Plans are in the works to rebrand a Sheffield Street ‘Truelove’s Gutter’ in a bid to attract new pop-up businesses.
Exchange Street in Castlegate would be at the heart of a new plan to attract businesses to the area.
Truelove’s Gutter was the name of an ancient street which used to run along a similar route to Exchange Street.
It comes after the successful launch of Kommune and the National Videogame Museum in Castlegate.
The plan aims to create an affordable pop-up business opportunities for food and craft sectors in the immediate vicinity, including Pitsmoor, Burngreave, Park and Manor.

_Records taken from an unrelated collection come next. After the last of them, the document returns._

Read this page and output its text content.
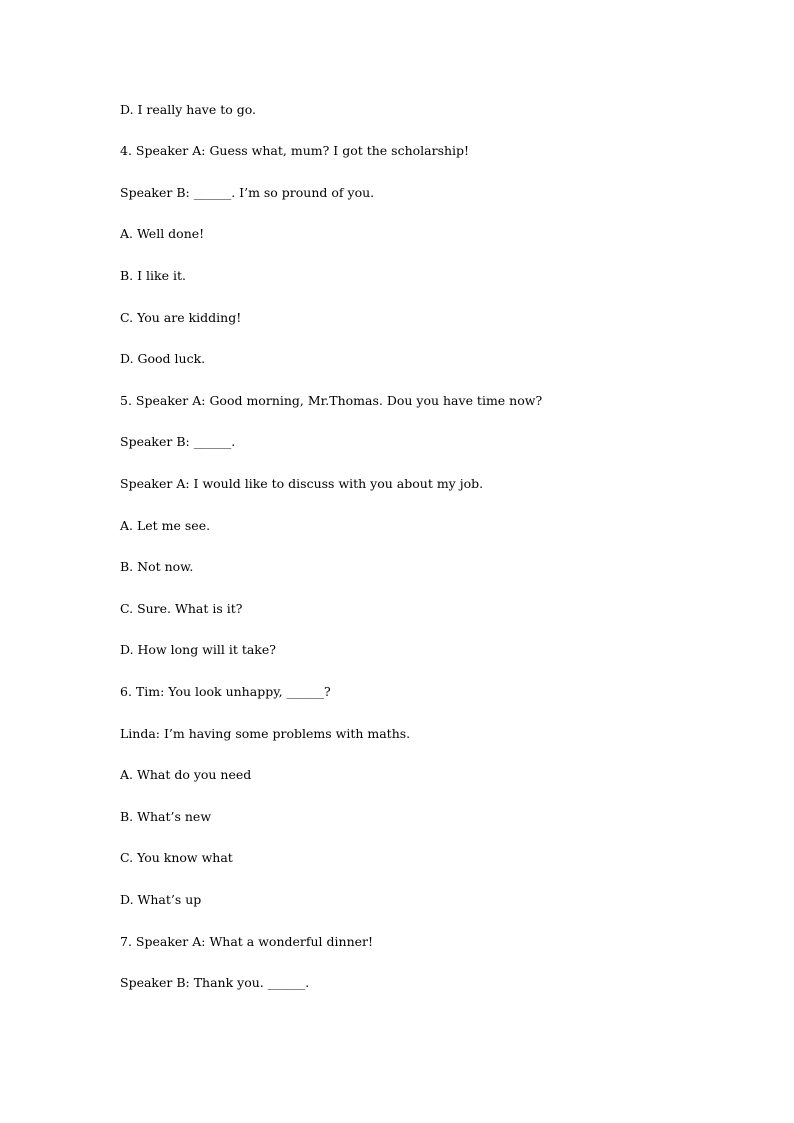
D. I really have to go.

4. Speaker A: Guess what, mum? I got the scholarship!

Speaker B: ______. I’m so pround of you.

A. Well done!

B. I like it.

C. You are kidding!

D. Good luck.

5. Speaker A: Good morning, Mr.Thomas. Dou you have time now?

Speaker B: ______.

Speaker A: I would like to discuss with you about my job.

A. Let me see.

B. Not now.

C. Sure. What is it?

D. How long will it take?

6. Tim: You look unhappy, ______?

Linda: I’m having some problems with maths.

A. What do you need

B. What’s new

C. You know what

D. What’s up

7. Speaker A: What a wonderful dinner!

Speaker B: Thank you. ______.
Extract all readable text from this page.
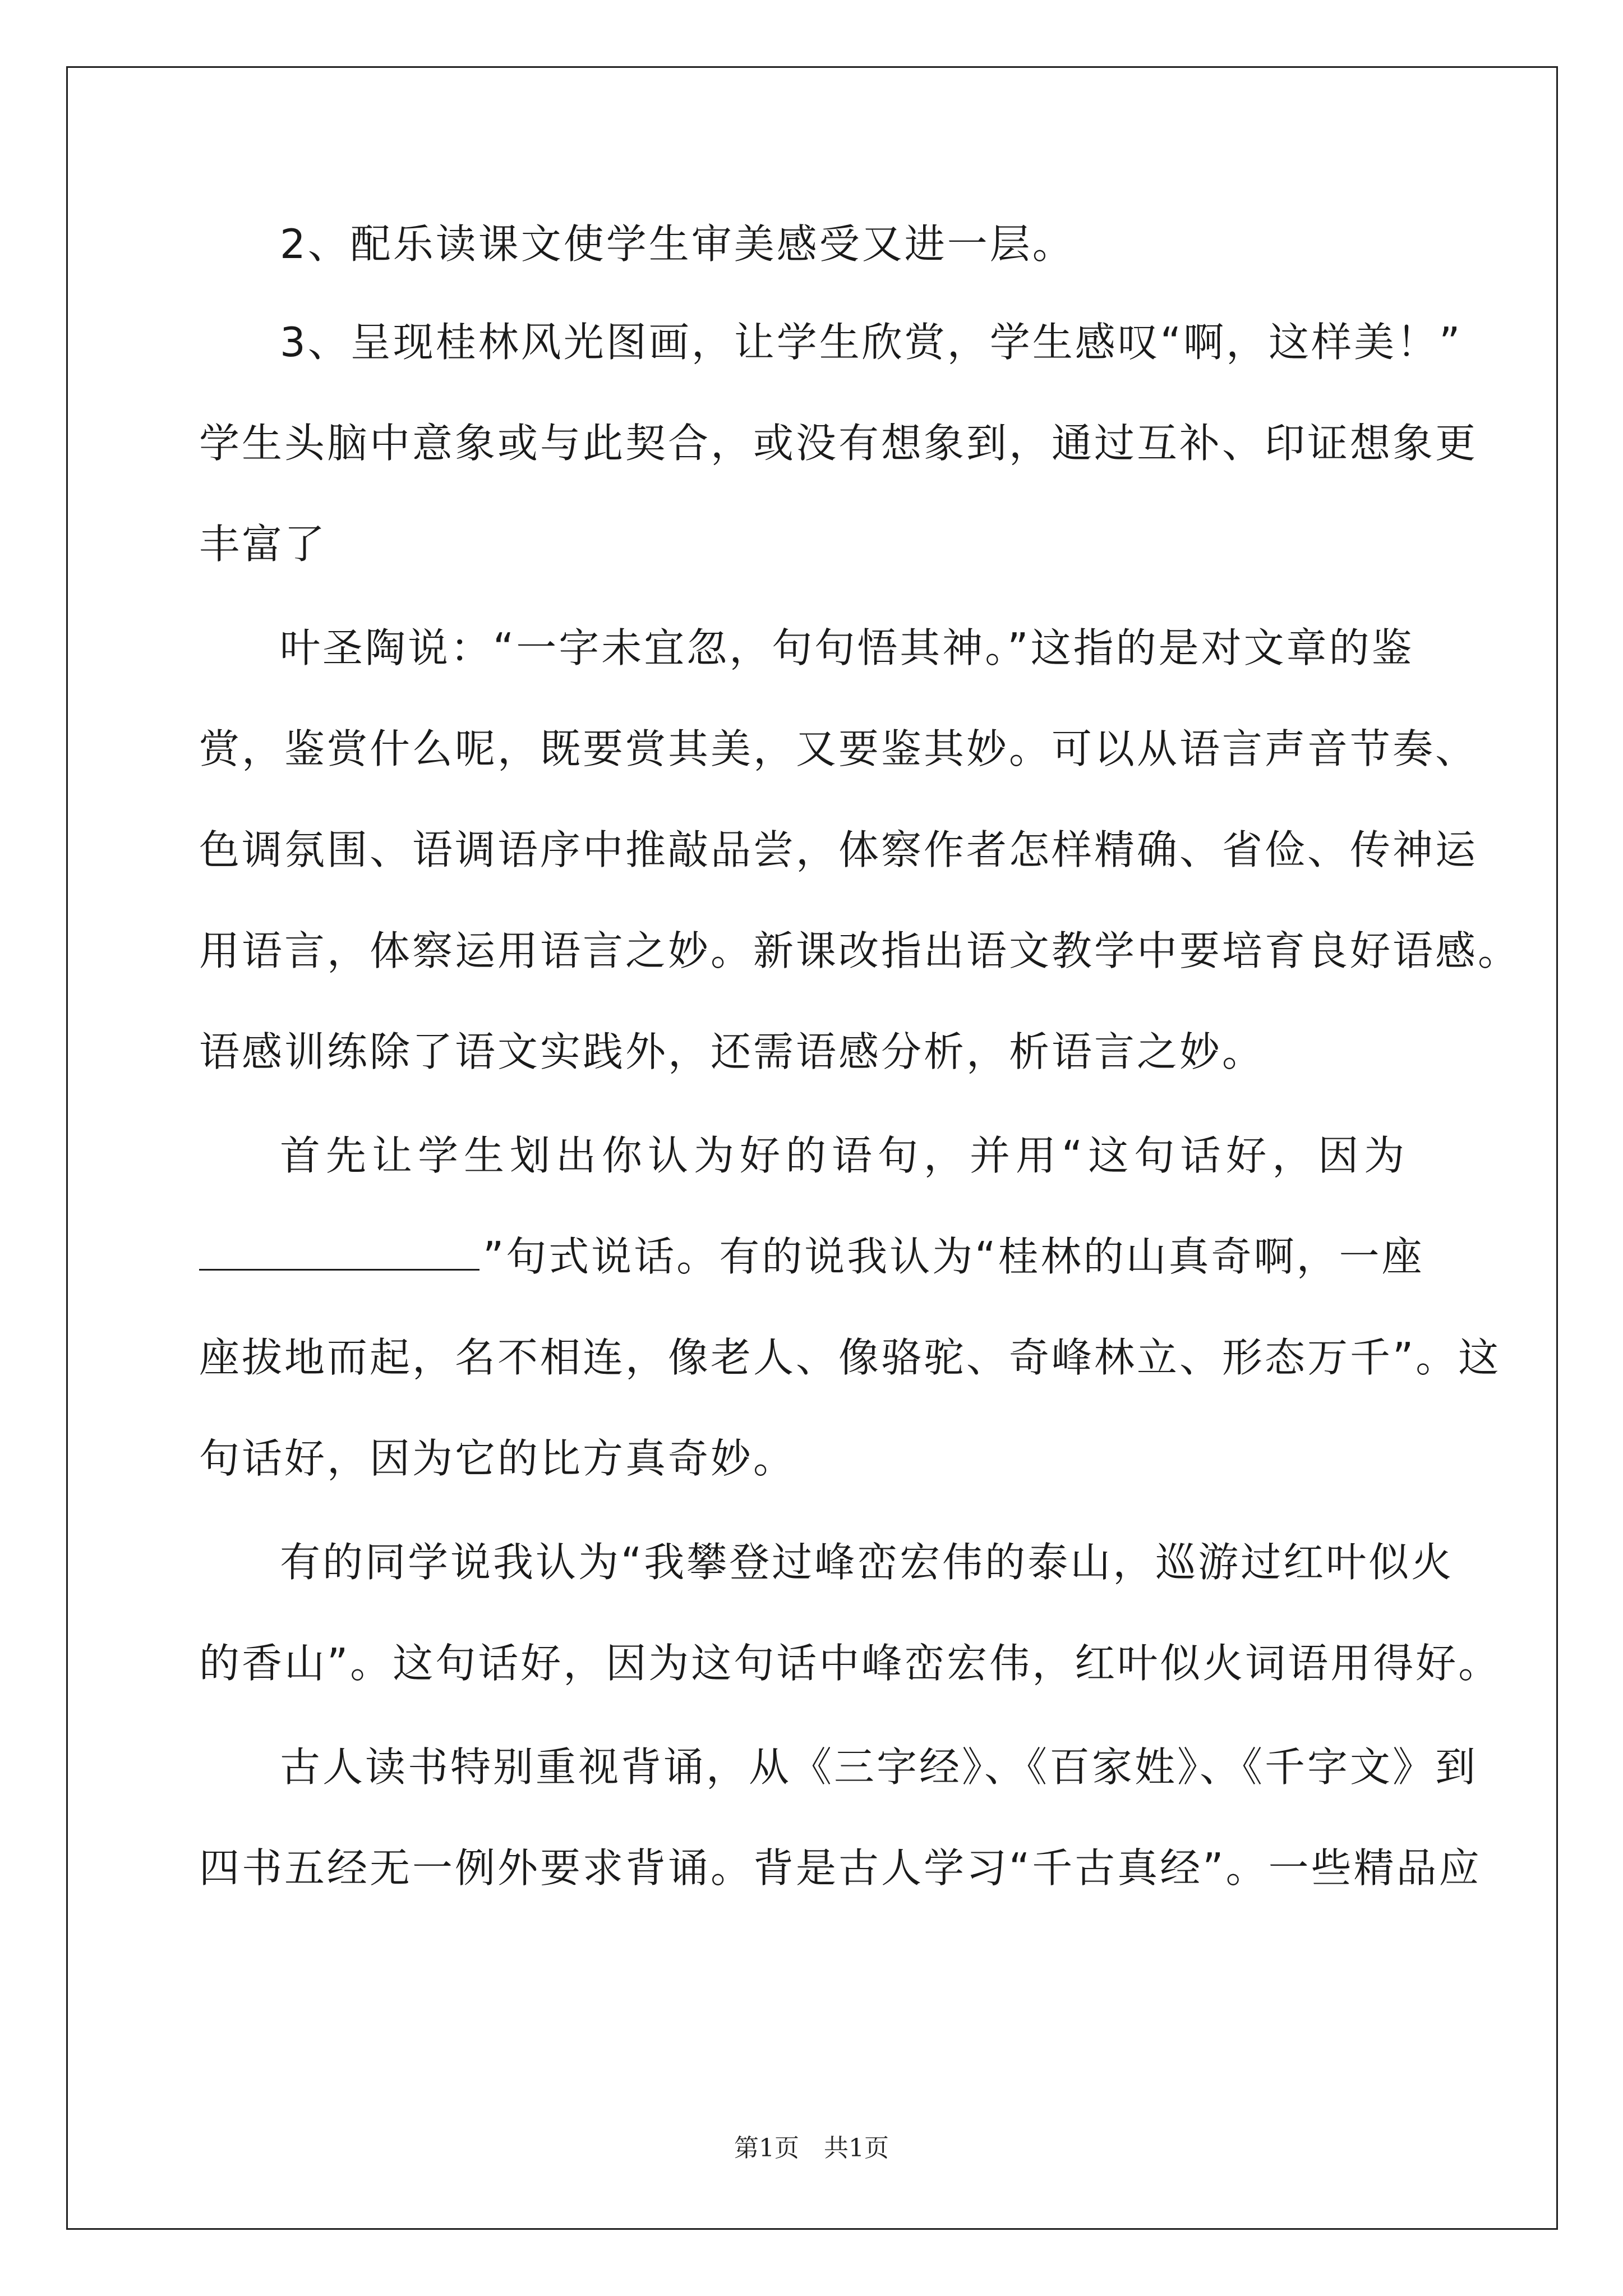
2、配乐读课文使学生审美感受又进一层。
3、呈现桂林风光图画，让学生欣赏，学生感叹“啊，这样美！”
学生头脑中意象或与此契合，或没有想象到，通过互补、印证想象更
丰富了
叶圣陶说：“一字未宜忽，句句悟其神。”这指的是对文章的鉴
赏，鉴赏什么呢，既要赏其美，又要鉴其妙。可以从语言声音节奏、
色调氛围、语调语序中推敲品尝，体察作者怎样精确、省俭、传神运
用语言，体察运用语言之妙。新课改指出语文教学中要培育良好语感。
语感训练除了语文实践外，还需语感分析，析语言之妙。
首先让学生划出你认为好的语句，并用“这句话好，因为
”句式说话。有的说我认为“桂林的山真奇啊，一座
座拔地而起，名不相连，像老人、像骆驼、奇峰林立、形态万千”。这
句话好，因为它的比方真奇妙。
有的同学说我认为“我攀登过峰峦宏伟的泰山，巡游过红叶似火
的香山”。这句话好，因为这句话中峰峦宏伟，红叶似火词语用得好。
古人读书特别重视背诵，从《三字经》、《百家姓》、《千字文》到
四书五经无一例外要求背诵。背是古人学习“千古真经”。一些精品应
第1页　共1页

It also welcomes small performances and music events, community activities. Micro-offices, studios or work spaces will fill up the empty areas.
Edward Highfield, director of city growth at Sheffield City Council, said: “There is a renewed vibrancy to Castlegate. It’s Sheffield’s ancient heart but it also has a dynamic, digital future as evident by the success of Castle House and Kommune.”
“The next step is getting pop-ups to re-imagine Exchange Street as Truelove’s Gutter, a new name that will chime with music and history fans.” He added.
Truelove’s Gutter is believed to be named after a family who lived in old Sheffield.
The name has come to be known by people after 2009, when former Pulp musician Richard Hawley named his album with the street he spent his childhood in.
Richard said: “I’m so pleased to see the Truelove’s Gutter street name getting a new lease of life and Exchange Street being used for the creative endeavours of musicians of all ages to gain experience and encouragement with rehearsing, recording and performing.”
He also said that this part of Sheffield is very close to his heart as he spent so much time and learned so much here.
Sheffield City Council is looking for an operator to accommodate pop-up structures housing in the northern side of the Exchange Street pedestrian area for small food outlets, shops, community and workspaces.